Example 1: Consider an e-commerce or an electronic commerce website. One can observe if users buy their product or not and collect a dataset based on the users’ behavior.
Example 2: If you run a large machine in a factory, and you want to predict if a machine is about to fail or has a fault, then just by observing the behavior of a machine, you can record a dataset. → You can then define your input features (A) as the machine ID, temperature, pressure, and other sensor readings, and the output target (B) as whether the machine failed or not, allowing the system to predict potential failures based on the observed data.
3. Download from websites/partnerships
- Downloading from Websites: involves accessing and downloading publicly available datasets from various websites or online repositories.
- Obtaining Data from Partners: involves acquiring data by collaborating or partnering with organizations or entities that have already collected relevant data.
- If you're building a predictive maintenance system for factory machines, you could partner with a factory that has already collected data on machine parameters (like temperature, and pressure) and failure events.

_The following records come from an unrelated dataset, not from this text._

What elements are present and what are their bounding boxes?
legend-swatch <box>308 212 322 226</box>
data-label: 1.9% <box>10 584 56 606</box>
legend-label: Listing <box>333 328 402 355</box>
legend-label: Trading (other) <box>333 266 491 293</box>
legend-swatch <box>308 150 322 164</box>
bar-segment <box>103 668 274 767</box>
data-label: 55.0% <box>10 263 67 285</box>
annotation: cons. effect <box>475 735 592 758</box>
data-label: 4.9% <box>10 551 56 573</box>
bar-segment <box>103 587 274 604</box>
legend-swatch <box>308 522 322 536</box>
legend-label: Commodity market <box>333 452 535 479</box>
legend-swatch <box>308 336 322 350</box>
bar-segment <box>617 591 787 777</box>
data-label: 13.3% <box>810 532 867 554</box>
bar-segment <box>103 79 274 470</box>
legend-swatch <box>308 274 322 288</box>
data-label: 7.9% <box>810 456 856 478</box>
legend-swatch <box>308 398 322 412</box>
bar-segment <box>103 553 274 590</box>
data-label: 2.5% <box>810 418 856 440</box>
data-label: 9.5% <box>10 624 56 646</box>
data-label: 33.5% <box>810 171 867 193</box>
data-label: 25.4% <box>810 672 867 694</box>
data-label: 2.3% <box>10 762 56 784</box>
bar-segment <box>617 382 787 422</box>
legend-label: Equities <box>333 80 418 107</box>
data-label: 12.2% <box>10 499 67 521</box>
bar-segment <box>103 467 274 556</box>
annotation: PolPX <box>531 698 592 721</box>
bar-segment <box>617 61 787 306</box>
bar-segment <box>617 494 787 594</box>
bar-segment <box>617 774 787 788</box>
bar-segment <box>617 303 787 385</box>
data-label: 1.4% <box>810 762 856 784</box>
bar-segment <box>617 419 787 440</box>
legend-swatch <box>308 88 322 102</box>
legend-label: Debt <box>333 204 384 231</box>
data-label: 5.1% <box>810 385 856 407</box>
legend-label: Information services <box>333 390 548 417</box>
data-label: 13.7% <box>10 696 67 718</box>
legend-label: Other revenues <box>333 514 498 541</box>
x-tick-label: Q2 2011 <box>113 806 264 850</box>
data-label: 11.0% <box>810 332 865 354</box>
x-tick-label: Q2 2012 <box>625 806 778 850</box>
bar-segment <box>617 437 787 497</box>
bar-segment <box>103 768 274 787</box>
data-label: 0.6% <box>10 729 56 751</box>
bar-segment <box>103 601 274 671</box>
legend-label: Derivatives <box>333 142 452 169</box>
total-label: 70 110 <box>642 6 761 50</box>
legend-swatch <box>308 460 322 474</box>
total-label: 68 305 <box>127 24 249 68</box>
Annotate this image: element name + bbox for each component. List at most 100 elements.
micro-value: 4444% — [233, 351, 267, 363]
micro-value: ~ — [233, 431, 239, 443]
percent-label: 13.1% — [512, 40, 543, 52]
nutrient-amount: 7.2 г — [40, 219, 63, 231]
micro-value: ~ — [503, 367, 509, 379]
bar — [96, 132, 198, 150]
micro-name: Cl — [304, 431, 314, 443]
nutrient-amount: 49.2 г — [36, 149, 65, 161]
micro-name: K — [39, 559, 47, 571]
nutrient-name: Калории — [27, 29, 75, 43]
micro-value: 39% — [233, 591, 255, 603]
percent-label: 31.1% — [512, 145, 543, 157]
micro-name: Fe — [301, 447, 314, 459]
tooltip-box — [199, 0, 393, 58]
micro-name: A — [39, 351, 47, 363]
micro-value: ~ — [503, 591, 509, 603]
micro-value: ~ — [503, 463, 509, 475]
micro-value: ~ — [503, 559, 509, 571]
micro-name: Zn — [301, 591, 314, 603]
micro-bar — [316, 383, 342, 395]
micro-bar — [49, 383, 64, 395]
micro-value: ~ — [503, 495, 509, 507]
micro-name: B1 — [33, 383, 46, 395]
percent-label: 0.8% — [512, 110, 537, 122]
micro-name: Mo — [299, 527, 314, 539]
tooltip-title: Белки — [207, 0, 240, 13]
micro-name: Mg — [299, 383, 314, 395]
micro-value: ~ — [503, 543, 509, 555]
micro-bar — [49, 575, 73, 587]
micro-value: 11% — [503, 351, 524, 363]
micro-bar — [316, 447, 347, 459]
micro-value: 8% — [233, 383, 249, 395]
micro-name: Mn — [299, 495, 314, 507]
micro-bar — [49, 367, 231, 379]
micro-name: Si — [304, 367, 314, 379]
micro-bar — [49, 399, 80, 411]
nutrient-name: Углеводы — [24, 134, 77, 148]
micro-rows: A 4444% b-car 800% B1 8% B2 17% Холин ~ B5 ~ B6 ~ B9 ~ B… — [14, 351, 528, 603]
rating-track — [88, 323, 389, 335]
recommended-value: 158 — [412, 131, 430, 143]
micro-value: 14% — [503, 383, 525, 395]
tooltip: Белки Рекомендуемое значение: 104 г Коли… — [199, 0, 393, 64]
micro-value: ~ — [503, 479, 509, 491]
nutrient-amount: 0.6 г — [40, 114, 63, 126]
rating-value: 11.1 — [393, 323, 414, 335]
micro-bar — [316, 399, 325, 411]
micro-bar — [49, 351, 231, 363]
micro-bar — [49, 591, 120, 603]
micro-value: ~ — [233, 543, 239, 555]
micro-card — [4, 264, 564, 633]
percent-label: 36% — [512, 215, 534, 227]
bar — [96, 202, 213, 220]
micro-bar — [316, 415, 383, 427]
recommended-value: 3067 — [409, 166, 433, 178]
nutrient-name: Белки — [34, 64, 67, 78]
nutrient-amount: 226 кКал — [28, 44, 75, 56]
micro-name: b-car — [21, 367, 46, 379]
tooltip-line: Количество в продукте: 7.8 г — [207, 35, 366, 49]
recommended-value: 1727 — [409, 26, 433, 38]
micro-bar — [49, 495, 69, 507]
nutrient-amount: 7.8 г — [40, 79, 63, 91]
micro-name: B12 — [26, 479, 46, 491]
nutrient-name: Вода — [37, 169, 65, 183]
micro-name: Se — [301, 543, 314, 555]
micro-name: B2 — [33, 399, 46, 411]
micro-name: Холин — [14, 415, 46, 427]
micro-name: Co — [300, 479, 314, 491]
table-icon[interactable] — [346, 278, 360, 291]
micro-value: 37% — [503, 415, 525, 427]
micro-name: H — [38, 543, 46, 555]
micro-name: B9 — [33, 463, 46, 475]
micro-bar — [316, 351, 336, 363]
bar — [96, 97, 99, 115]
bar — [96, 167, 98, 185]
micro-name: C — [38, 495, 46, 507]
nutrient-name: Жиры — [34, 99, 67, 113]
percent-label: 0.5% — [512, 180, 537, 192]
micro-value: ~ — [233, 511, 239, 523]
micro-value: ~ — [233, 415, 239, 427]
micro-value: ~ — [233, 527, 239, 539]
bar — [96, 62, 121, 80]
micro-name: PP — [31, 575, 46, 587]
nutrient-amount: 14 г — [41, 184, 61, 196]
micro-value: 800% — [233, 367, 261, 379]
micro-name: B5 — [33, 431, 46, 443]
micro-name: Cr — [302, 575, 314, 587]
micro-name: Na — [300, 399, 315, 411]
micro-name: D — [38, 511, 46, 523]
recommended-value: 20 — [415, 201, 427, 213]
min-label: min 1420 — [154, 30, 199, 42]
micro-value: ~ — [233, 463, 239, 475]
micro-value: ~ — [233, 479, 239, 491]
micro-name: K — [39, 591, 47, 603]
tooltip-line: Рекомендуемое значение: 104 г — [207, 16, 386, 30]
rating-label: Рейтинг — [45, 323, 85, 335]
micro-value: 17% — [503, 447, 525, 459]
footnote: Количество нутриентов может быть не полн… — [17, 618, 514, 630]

Through this partnership, the factory can provide you with their existing dataset, which you can then use to train your predictive maintenance models.
Note: When downloading datasets from websites or obtaining them from partners, it's crucial to respect licensing and copyright agreements
2. Use and Misuse of Data
1. Misuse of Data
- Assuming that collecting a large amount of data first, without involving an AI team, will lead to a "perfect" dataset for AI applications later.
- This is a bad strategy, as the AI team's feedback is crucial in shaping the data collection process from the beginning.
- Believing that having a large amount of data alone is sufficient for an AI team to create valuable AI applications.
- More data is generally better, but having a lot of data doesn't guarantee that it will be valuable or useful for a specific AI application.
2. Proper Use of Data
- Involve an AI team early in the data collection process to get feedback on what types of data to collect and how to structure the data collection infrastructure.
- This back-and-forth between the IT team (collecting data) and the AI team (providing feedback) helps guide the development of the right data infrastructure.
3. Data Quality & Types of Data
1. Data Quality Issues
Data is messy, there can be data quality issues such as:
- Incorrect labels or data: Data can contain inaccurate labels or values, which can mislead the AI system. Example: A house price listed as $1 instead of $100,000.
- Missing values: Some data points or features may be missing or unknown, creating gaps in the dataset.
2. Types of Data
1. Unstructured Data- Data that does not have a predefined structure or format, such as images, audio, and text.
- Humans can easily interpret unstructured data, but AI systems require specific techniques to process and understand this type of data.
- Examples: Image data for cat recognition, audio data for speech recognition, ỏ text data for spam detection.
- Data that is organized in a tabular or spreadsheet format, with rows and columns representing instances and features, respectively.
- Structured data is typically easier for AI systems to process and analyze.
- Example: A dataset with columns for house size, number of bedrooms, and price.